Solid-State Reactivity of Supramolecular Isomers: A Study of the s-Block Coordination Polymers

Four coordination polymers of s-block metal ions, namely, Na(I), K(I), and Ba(II) with rctt-cyclobutanetetracarboxylate (rctt-cbtc) ligand were synthesized, and their solid-state structures were determined by X-ray crystallography. Of these, [Na-2(rctt-cbtc-H-2)(H2O)(4)] (1) and (2) are supramolecular isomers with mog and pcu topologies.

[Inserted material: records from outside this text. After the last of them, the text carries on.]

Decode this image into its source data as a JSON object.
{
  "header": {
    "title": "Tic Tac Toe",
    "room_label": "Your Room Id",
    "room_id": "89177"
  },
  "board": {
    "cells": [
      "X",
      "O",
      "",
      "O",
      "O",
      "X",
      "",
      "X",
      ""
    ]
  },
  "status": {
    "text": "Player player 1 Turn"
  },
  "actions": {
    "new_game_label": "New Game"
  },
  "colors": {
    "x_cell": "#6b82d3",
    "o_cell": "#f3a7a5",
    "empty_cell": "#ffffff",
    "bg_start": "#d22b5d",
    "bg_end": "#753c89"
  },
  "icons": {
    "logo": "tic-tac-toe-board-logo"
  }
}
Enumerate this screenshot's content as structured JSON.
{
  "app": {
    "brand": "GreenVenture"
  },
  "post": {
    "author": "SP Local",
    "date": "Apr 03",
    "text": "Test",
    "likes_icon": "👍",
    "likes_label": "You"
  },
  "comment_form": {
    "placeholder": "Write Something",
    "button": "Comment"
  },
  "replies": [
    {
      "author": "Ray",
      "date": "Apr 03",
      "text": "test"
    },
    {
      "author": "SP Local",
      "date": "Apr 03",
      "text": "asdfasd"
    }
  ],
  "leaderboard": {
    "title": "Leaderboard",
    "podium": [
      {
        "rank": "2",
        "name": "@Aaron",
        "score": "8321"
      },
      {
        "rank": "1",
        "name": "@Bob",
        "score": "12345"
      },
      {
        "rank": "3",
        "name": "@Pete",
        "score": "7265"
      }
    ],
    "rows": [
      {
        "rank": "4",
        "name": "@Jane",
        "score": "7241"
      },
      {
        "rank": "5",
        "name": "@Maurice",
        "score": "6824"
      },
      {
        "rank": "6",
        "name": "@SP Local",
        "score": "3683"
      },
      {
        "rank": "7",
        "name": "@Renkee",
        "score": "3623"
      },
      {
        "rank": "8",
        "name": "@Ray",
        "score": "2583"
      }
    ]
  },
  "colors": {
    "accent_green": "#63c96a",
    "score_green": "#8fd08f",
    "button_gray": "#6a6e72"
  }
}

While the three-dimensional structure of [K-2(rctt-cbtc)(H2O)(2)] (3) is constructed based on a (6,8) net, [Ba-2(rctt-cbtc)(H2O)(6)] (4) has fsh topology with (4,6) connectivity. Compounds 1-3 have been found to undergo thermal isomerization, contrary to the expected thermal cleavage of the cyclobutane ring, in the temperature range 200-250 degrees C cleanly to the rtct isomer in 50-85% yield, but not 4. Interestingly, recrystallization of the isomerized product of 1 yielded single crystals of [Na-3(rtct-cbtc-H)(H2O)3](n) (5). Although the composition has changed in this process, the stereochemistry at the cyclobutane ring was confirmed in this three-dimensional coordination polymer with a new topology.